Un Pride diverso quello che ha avuto luogo ieri a Palermo. Un Pride ripensato nella forma ma non nell’essenza, che, in ragione delle misure di sicurezza imposte per il contenimento della diffusione del Covid-19, si è strutturato in 12 presidi diffusi lungo il centro storico.
Momento conclusivo della manifestazione il sit-in in piazza Verdi, davanti al Teatro Massimo, che è stato segnato dall’emozionante intervento di Massimo Milani, figura storica del Palermo Pride e fondatrice, il 9 dicembre 1980, con il compagno Gino Campanella, su idea di don Marco Bisceglia, del primo circolo di Arcigay (quello appunto palermirtano). Circolo che sorse 40 giorni dopo il rinvenimento dei cadaveri di Giorgio Agatino Giammona e Antonio Galatola, conosciuti come gli “ziti” (fidanzati) di Giarre.
E sul palco del Palermo Pride Massimo Milani, oltre a ricordare lo scrittore, poeta e attivista gay Nino Gennaro (fondatore del gruppo Teatro Madre) nel 25° anniversario della morte, ha pubblicamente annunciato che il 31 ottobre, 40° anniversario del delitto di Giarre, si unirà civilmente con Gino, gravemente ammalato negli ultimi mesi. Il successivo ballo tra Massimo e Gino sulle note de La cura di Battiato ha commosso l’intera piazza.
Oggi Massimo con un lungo post – in cui ha formalmente ringraziato Paolo Patanè, ex presidente di Arcigay nazionale e direttore generale del Coordinamento dei Comuni Unesco Sicilia, il quale si è attivato presso il sindaco di Giarre per rendere possibile la celebrazione dell’unione civile – ha scritto:
«Il 31 ottobre prossimo “sposerò” Gino a Giarre. È un desiderio che mi è deflagrato, potente dentro in questi ultimi giorni. Gino è stato tra la vita e la morte per una grave malattia infettiva, sono stati giorni durissimi. “Vederlo” solo per telefono per due mesi, per i noti motivi, in quelle condizioni mi ha devastato.
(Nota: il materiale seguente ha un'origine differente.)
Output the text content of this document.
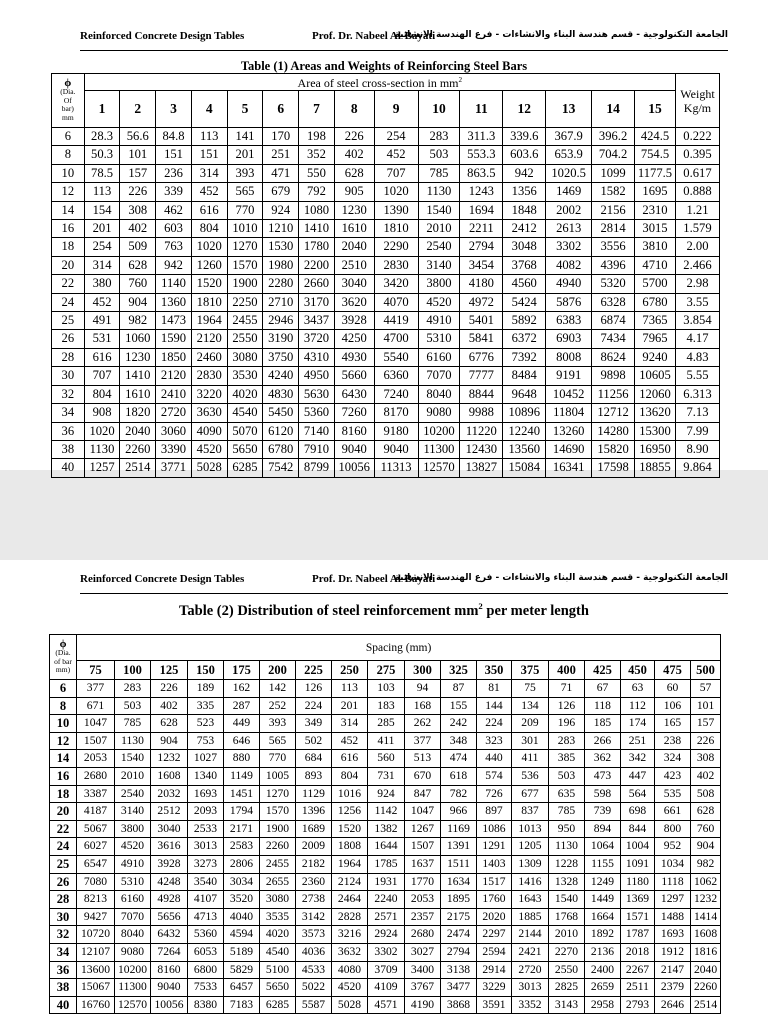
Reinforced Concrete Design Tables	Prof. Dr. Nabeel Al-Bayati
الجامعة التكنولوجية - قسم هندسة البناء والانشاءات - فرع الهندسة الانشائية
Table (1) Areas and Weights of Reinforcing Steel Bars
ϕ
(Dia.
Of
bar)
mm	Area of steel cross-section in $mm^2$															Weight
Kg/m
	1	2	3	4	5	6	7	8	9	10	11	12	13	14	15	
6	28.3	56.6	84.8	113	141	170	198	226	254	283	311.3	339.6	367.9	396.2	424.5	0.222
8	50.3	101	151	151	201	251	352	402	452	503	553.3	603.6	653.9	704.2	754.5	0.395
10	78.5	157	236	314	393	471	550	628	707	785	863.5	942	1020.5	1099	1177.5	0.617
12	113	226	339	452	565	679	792	905	1020	1130	1243	1356	1469	1582	1695	0.888
14	154	308	462	616	770	924	1080	1230	1390	1540	1694	1848	2002	2156	2310	1.21
16	201	402	603	804	1010	1210	1410	1610	1810	2010	2211	2412	2613	2814	3015	1.579
18	254	509	763	1020	1270	1530	1780	2040	2290	2540	2794	3048	3302	3556	3810	2.00
20	314	628	942	1260	1570	1980	2200	2510	2830	3140	3454	3768	4082	4396	4710	2.466
22	380	760	1140	1520	1900	2280	2660	3040	3420	3800	4180	4560	4940	5320	5700	2.98
24	452	904	1360	1810	2250	2710	3170	3620	4070	4520	4972	5424	5876	6328	6780	3.55
25	491	982	1473	1964	2455	2946	3437	3928	4419	4910	5401	5892	6383	6874	7365	3.854
26	531	1060	1590	2120	2550	3190	3720	4250	4700	5310	5841	6372	6903	7434	7965	4.17
28	616	1230	1850	2460	3080	3750	4310	4930	5540	6160	6776	7392	8008	8624	9240	4.83
30	707	1410	2120	2830	3530	4240	4950	5660	6360	7070	7777	8484	9191	9898	10605	5.55
32	804	1610	2410	3220	4020	4830	5630	6430	7240	8040	8844	9648	10452	11256	12060	6.313
34	908	1820	2720	3630	4540	5450	5360	7260	8170	9080	9988	10896	11804	12712	13620	7.13
36	1020	2040	3060	4090	5070	6120	7140	8160	9180	10200	11220	12240	13260	14280	15300	7.99
38	1130	2260	3390	4520	5650	6780	7910	9040	9040	11300	12430	13560	14690	15820	16950	8.90
40	1257	2514	3771	5028	6285	7542	8799	10056	11313	12570	13827	15084	16341	17598	18855	9.864
Reinforced Concrete Design Tables	Prof. Dr. Nabeel Al-Bayati
الجامعة التكنولوجية - قسم هندسة البناء والانشاءات - فرع الهندسة الانشائية
Table (2) Distribution of steel reinforcement $mm^2$ per meter length
ϕ
(Dia.
of bar
mm)	Spacing (mm)																	
	75	100	125	150	175	200	225	250	275	300	325	350	375	400	425	450	475	500
6	377	283	226	189	162	142	126	113	103	94	87	81	75	71	67	63	60	57
8	671	503	402	335	287	252	224	201	183	168	155	144	134	126	118	112	106	101
10	1047	785	628	523	449	393	349	314	285	262	242	224	209	196	185	174	165	157
12	1507	1130	904	753	646	565	502	452	411	377	348	323	301	283	266	251	238	226
14	2053	1540	1232	1027	880	770	684	616	560	513	474	440	411	385	362	342	324	308
16	2680	2010	1608	1340	1149	1005	893	804	731	670	618	574	536	503	473	447	423	402
18	3387	2540	2032	1693	1451	1270	1129	1016	924	847	782	726	677	635	598	564	535	508
20	4187	3140	2512	2093	1794	1570	1396	1256	1142	1047	966	897	837	785	739	698	661	628
22	5067	3800	3040	2533	2171	1900	1689	1520	1382	1267	1169	1086	1013	950	894	844	800	760
24	6027	4520	3616	3013	2583	2260	2009	1808	1644	1507	1391	1291	1205	1130	1064	1004	952	904
25	6547	4910	3928	3273	2806	2455	2182	1964	1785	1637	1511	1403	1309	1228	1155	1091	1034	982
26	7080	5310	4248	3540	3034	2655	2360	2124	1931	1770	1634	1517	1416	1328	1249	1180	1118	1062
28	8213	6160	4928	4107	3520	3080	2738	2464	2240	2053	1895	1760	1643	1540	1449	1369	1297	1232
30	9427	7070	5656	4713	4040	3535	3142	2828	2571	2357	2175	2020	1885	1768	1664	1571	1488	1414
32	10720	8040	6432	5360	4594	4020	3573	3216	2924	2680	2474	2297	2144	2010	1892	1787	1693	1608
34	12107	9080	7264	6053	5189	4540	4036	3632	3302	3027	2794	2594	2421	2270	2136	2018	1912	1816
36	13600	10200	8160	6800	5829	5100	4533	4080	3709	3400	3138	2914	2720	2550	2400	2267	2147	2040
38	15067	11300	9040	7533	6457	5650	5022	4520	4109	3767	3477	3229	3013	2825	2659	2511	2379	2260
40	16760	12570	10056	8380	7183	6285	5587	5028	4571	4190	3868	3591	3352	3143	2958	2793	2646	2514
Il suo modo di affrontare la malattia con saggezza, sempre con il sorriso, senza mai una imprecazione ha accresciuto il senso di ammirazione nei suoi confronti: era un tesoro di uomo da curare da proteggere, da amare ancora di più. È stato allora che ho pensato: io questo scrigno di gentilezza lo devo sposare!
La nostra trentennale battaglia per i matrimoni per tutt* è stata sopratutto una lotta contro una discriminazione e una libertà di scelta, ma non era stato mai contemplato nella nostra vita. Siamo stati sempre polemici con l’attuale legge ghetto per persone lglbt+, discutibile e discriminatoria sopratutto verso i figli delle coppie. Allora quale è il senso di questa unione civile? Il desiderio di gridare al mondo, fino a che sarà possibile, l’amore per questo uomo, la voglia di fare una grande festa di rinascita di uscita definitiva da un periodo oscuro. Un matrimonio “inutile” perché non contempla nessuna ragione vile di “roba”, di interessi economici, nessuna ipocrita promessa di fedeltà, ma allo stesso tempo “sublime”. Una specie di “matrimonio postumo” a coronamento di una vita passata insieme che festeggia 42 anni di convivenza.
C’è inoltre un fortissimo senso simbolico e politico che rende tutto questo fondamentale. Il luogo è il giorno scelto : Giarre 31 ottobre. A 40 anni dal vile duplice omicidio dei due giovani amanti Giorgio e Toni, uccisi perché il loro amore alla luce del sole non era tollerabile per quella società retrograda il nostro ritorno a Giarre dopo 40 anni sarà allora non solo un doveroso e caro omaggio a Giorgio e Toni, una occasione per ricordare quello che eravamo, ma soprattutto una possibilità per Giarre, non certo di riparare all’irreparabile ma di pacificazione e di affermazione che quello che è successo 40 anni fa non dovrà e potrà succedere mai più. E allora ci vediamo a Giarre, con chi vorrà condividere con noi questo giorno di festa e di memoria.
Ps Non possiamo non ricordare Nino Gennaro, a 25 anni dalla morte, che accorse con noi a Giarre per due volte in quegli anni. Un grazie sentito a Paolo Patanè».